Four French championships were held in Châteaulin in 1955 (André Darrigade), 1957 (Valentin Huot), 1964 (Jean Stablinski) and 1986 (Yvon Madiot). The Tour de France stopped in town three times in 1958 (Charly Gaul), 1965 (Raymond Poulidor) and 1982 (Frank Hoste).
Châteaulin is also the birthplace of Camille Danguillaume, winner of Liege-Bastogne-Liege in 1949 and killed in a crash in the 1950 French championship in Montlhery. 

Km 177

PLONÉVEZ-PORZAY (Pop: 1,780)

Southerner Lucien Teisseire, winner of Paris-Tours in 1944, Paris-Nice in 1946 and of four Tour de France stages in 1947 and 1954 settled in this Breton village in which he died in 2007. He also finished second in Paris-Roubaix in 1945 and in the 1946 Milan-San Remo behind Fausto Coppi.

Km 179

LOCRONAN (Pop: 810) 

The important architectural heritage of Locronan, preserved from an early time, made the village one of the most beautiful in Brittany.
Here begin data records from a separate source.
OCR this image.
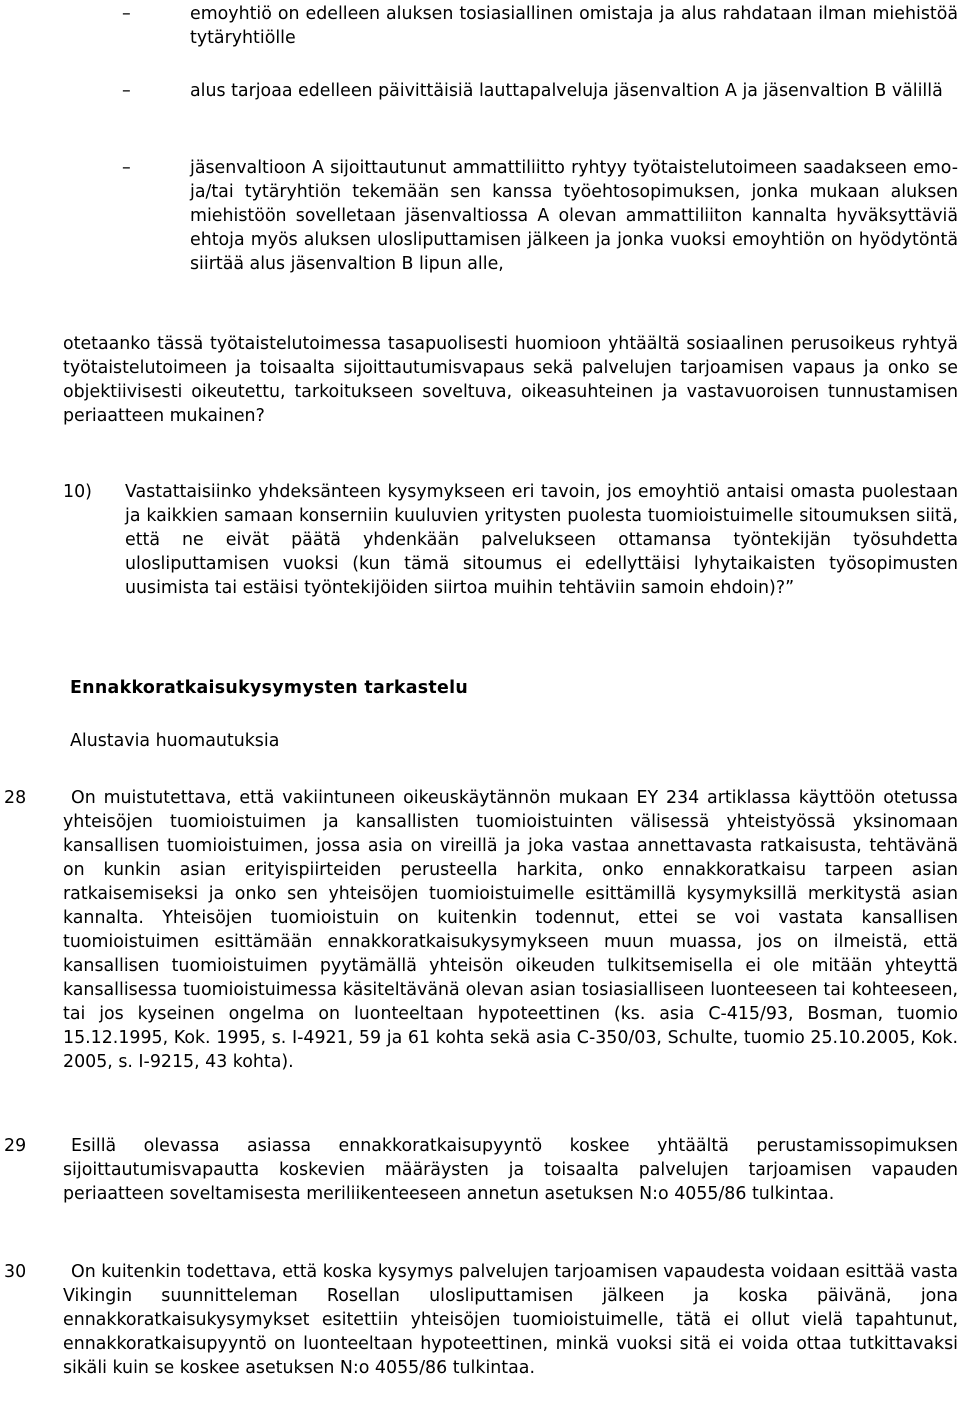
–	emoyhtiö on edelleen aluksen tosiasiallinen omistaja ja alus rahdataan ilman miehistöä tytäryhtiölle
–	alus tarjoaa edelleen päivittäisiä lauttapalveluja jäsenvaltion A ja jäsenvaltion B välillä
–	jäsenvaltioon A sijoittautunut ammattiliitto ryhtyy työtaistelutoimeen saadakseen emo- ja/tai tytäryhtiön tekemään sen kanssa työehtosopimuksen, jonka mukaan aluksen miehistöön sovelletaan jäsenvaltiossa A olevan ammattiliiton kannalta hyväksyttäviä ehtoja myös aluksen ulosliputtamisen jälkeen ja jonka vuoksi emoyhtiön on hyödytöntä siirtää alus jäsenvaltion B lipun alle,
otetaanko tässä työtaistelutoimessa tasapuolisesti huomioon yhtäältä sosiaalinen perusoikeus ryhtyä työtaistelutoimeen ja toisaalta sijoittautumisvapaus sekä palvelujen tarjoamisen vapaus ja onko se objektiivisesti oikeutettu, tarkoitukseen soveltuva, oikeasuhteinen ja vastavuoroisen tunnustamisen periaatteen mukainen?
10) Vastattaisiinko yhdeksänteen kysymykseen eri tavoin, jos emoyhtiö antaisi omasta puolestaan ja kaikkien samaan konserniin kuuluvien yritysten puolesta tuomioistuimelle sitoumuksen siitä, että ne eivät päätä yhdenkään palvelukseen ottamansa työntekijän työsuhdetta ulosliputtamisen vuoksi (kun tämä sitoumus ei edellyttäisi lyhytaikaisten työsopimusten uusimista tai estäisi työntekijöiden siirtoa muihin tehtäviin samoin ehdoin)?”
Ennakkoratkaisukysymysten tarkastelu
Alustavia huomautuksia
28	On muistutettava, että vakiintuneen oikeuskäytännön mukaan EY 234 artiklassa käyttöön otetussa yhteisöjen tuomioistuimen ja kansallisten tuomioistuinten välisessä yhteistyössä yksinomaan kansallisen tuomioistuimen, jossa asia on vireillä ja joka vastaa annettavasta ratkaisusta, tehtävänä on kunkin asian erityispiirteiden perusteella harkita, onko ennakkoratkaisu tarpeen asian ratkaisemiseksi ja onko sen yhteisöjen tuomioistuimelle esittämillä kysymyksillä merkitystä asian kannalta. Yhteisöjen tuomioistuin on kuitenkin todennut, ettei se voi vastata kansallisen tuomioistuimen esittämään ennakkoratkaisukysymykseen muun muassa, jos on ilmeistä, että kansallisen tuomioistuimen pyytämällä yhteisön oikeuden tulkitsemisella ei ole mitään yhteyttä kansallisessa tuomioistuimessa käsiteltävänä olevan asian tosiasialliseen luonteeseen tai kohteeseen, tai jos kyseinen ongelma on luonteeltaan hypoteettinen (ks. asia C-415/93, Bosman, tuomio 15.12.1995, Kok. 1995, s. I-4921, 59 ja 61 kohta sekä asia C-350/03, Schulte, tuomio 25.10.2005, Kok. 2005, s. I-9215, 43 kohta).
29	Esillä olevassa asiassa ennakkoratkaisupyyntö koskee yhtäältä perustamissopimuksen sijoittautumisvapautta koskevien määräysten ja toisaalta palvelujen tarjoamisen vapauden periaatteen soveltamisesta meriliikenteeseen annetun asetuksen N:o 4055/86 tulkintaa.
30	On kuitenkin todettava, että koska kysymys palvelujen tarjoamisen vapaudesta voidaan esittää vasta Vikingin suunnitteleman Rosellan ulosliputtamisen jälkeen ja koska päivänä, jona ennakkoratkaisukysymykset esitettiin yhteisöjen tuomioistuimelle, tätä ei ollut vielä tapahtunut, ennakkoratkaisupyyntö on luonteeltaan hypoteettinen, minkä vuoksi sitä ei voida ottaa tutkittavaksi sikäli kuin se koskee asetuksen N:o 4055/86 tulkintaa.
Locronan’s golden age was in the 16th century thanks when the local weavers manufactured the sails for large naval companies like the East India Company in Lorient. This past is evoked in the Museum of arts and history. Locronan belongs to the network of the “plus beaux villages de France”. From its splendour, the village retained a cobbled central square, the vast St Ronan church and granite Renaissance houses. Its remarkable state of preservation made it a famous setting for the cinema with films like Roman Polanski’s Tess or Jean-Pierre Jeunet’s A Very Long Engagement.